A história guarda inúmeros exemplos de rupturas em meio a crises sociais. Períodos como este são pertinentes, portanto, para a emergência de discursos alternativos, seja para o bem ou não. Foi de um cenário turbulento em Atenas que surgiu o epicurismo na Grécia. Foi do caos e da desesperança que imperavam na República de Weimar que aflorou o nazismo alemão, por exemplo. 

Se crise nos insere em um momento crucial de decisão, a maturidade, a capacidade de discernimento e os pensamentos estratégicos precisam estar presentes nessa reflexão que antecede (ou deveriam anteceder) as tomadas de decisão. Será, porém, que nós, enquanto atores sociais amplamente representados, desfrutamos de tais competências? E os sujeitos (com poderes de representação) cujas ações de fato surtem efeitos que movem a vida e as estruturas sociais, estão eles comprometidos com projetos de (equilibrados) desenvolvimento e progresso coletivos?

Enquanto em regimes fechados as pessoas pouco têm consciência (ou nenhuma) do próprio posicionamento e do contexto no qual estão imersos, regimes mais liberais também podem nos deixar desorientados. Com “excesso” de informações, de discursos, canais de comunicação, proliferação de vozes, reforços e híbridos de identidade, constante formação de grupos e associações para projetar os aglomerados de afinidades etc., com o acirramento dos debates e conflitos, ficam dúvidas diversas, como: com quem “está a verdade”?; em quem confiar?; o que é ser ético, e para onde caminha a minha ética, ou para onde ela me leva?; qual seria o grau de “realidade” entre os bastidores do poder e conteúdos informativos que absorvemos e ajudamos a construir e propagar? Nesse sentido, como diz Zygmunt Bauman, estamos mesmo na liquidez? Estaríamos perdidos em um fluxo intensificado da transitoriedade heraclitoniana? 
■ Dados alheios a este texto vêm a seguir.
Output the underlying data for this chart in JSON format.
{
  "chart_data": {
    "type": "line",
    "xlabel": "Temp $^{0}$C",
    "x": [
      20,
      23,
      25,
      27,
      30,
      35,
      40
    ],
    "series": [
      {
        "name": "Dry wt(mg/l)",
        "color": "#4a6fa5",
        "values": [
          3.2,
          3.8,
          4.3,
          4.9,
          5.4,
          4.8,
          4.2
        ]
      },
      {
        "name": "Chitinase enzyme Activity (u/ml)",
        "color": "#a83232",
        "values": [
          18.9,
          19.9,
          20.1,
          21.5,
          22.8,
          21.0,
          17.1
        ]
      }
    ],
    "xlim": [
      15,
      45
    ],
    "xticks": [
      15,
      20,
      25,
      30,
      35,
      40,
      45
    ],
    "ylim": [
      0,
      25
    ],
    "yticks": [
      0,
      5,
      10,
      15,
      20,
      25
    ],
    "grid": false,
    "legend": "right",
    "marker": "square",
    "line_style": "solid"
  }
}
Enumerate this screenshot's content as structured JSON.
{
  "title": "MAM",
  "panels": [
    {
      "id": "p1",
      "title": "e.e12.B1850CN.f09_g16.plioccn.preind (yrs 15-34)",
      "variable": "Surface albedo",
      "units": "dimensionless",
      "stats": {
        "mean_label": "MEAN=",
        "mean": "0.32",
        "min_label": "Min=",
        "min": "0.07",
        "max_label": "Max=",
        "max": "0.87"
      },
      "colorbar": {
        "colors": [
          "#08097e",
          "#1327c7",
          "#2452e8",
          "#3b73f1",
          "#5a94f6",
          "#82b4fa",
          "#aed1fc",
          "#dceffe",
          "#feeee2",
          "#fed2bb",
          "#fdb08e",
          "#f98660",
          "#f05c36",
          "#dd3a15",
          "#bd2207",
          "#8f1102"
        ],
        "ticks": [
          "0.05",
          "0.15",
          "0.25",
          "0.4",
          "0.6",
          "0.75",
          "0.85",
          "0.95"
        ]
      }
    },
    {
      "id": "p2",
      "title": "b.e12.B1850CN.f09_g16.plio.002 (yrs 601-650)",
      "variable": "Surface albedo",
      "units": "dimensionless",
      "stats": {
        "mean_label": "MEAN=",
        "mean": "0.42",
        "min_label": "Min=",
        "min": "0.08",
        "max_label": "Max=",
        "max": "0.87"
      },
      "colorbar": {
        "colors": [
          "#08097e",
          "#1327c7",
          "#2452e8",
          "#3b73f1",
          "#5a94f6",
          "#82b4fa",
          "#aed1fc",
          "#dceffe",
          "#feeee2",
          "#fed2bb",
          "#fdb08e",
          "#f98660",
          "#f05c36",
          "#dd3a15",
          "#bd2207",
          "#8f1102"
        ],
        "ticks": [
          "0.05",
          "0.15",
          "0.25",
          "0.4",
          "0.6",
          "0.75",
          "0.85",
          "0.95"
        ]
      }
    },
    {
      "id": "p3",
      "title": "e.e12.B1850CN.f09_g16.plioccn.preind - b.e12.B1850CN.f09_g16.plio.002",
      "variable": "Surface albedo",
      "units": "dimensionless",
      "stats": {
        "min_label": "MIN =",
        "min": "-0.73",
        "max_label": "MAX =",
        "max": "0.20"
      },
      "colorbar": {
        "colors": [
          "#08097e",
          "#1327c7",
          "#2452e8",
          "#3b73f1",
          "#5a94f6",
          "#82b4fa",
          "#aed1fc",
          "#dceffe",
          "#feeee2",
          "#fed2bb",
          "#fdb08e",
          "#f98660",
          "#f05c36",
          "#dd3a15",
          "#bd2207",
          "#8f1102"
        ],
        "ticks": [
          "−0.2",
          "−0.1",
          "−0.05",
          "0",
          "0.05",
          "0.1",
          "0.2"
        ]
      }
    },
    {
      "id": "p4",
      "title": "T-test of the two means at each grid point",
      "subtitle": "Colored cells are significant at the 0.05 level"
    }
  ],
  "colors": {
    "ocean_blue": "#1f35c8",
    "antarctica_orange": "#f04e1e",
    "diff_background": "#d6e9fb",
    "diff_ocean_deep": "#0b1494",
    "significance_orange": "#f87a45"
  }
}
Por um lado, é gostoso desfrutar dos louros do progresso material e capitalista, a sua esfera otimista, alegre e robusta, seus produtos e serviços. Por outro lado, amargamos e suportamos diariamente as consequências do mal planejamento (talvez omissão intencional), como trânsitos absurdos nas médias e grandes cidades, a feroz sobreposição da civilização e do homem (pós-) moderno em relação à nossa cansada mãe natureza, o empobrecimento moral e ético do homem e suas relações, enfim... a “crise”.

No entanto, seria muito importante que, para surgir soluções e ideias inovadoras (ou mesmo nem tão inovadoras assim) a partir do conjunto social e humano, houvesse a superação de superficiais e oportunistas divisões (alguém falou nos principais partidos políticos brasileiros e na sede de poder– algo bem nietzschiano?). Isso é muito dificultado pelas perspectivas individualistas e as esperanças particulares de que os próprios projetos consigam aproveitar as segregações e se realizar em meio a insucessos e “caos” da coletividade, do público. 

E se não estamos no espaço-tempo de uma virada súbita, se não estivermos lúcidos para compreender o que vivemos, para tomar decisões, talvez não possamos falar, ainda, que estamos na crise – felizmente ou infelizmente. Porém, os tardios amadurecimento e competências para lidar com os desequilíbrios e eventuais futuros hostis podem ser inúteis quando forças e movimentos aquém da nossa possibilidade de controle “decidir agir autonomamente” (se é que somos dotados de real poder de controle).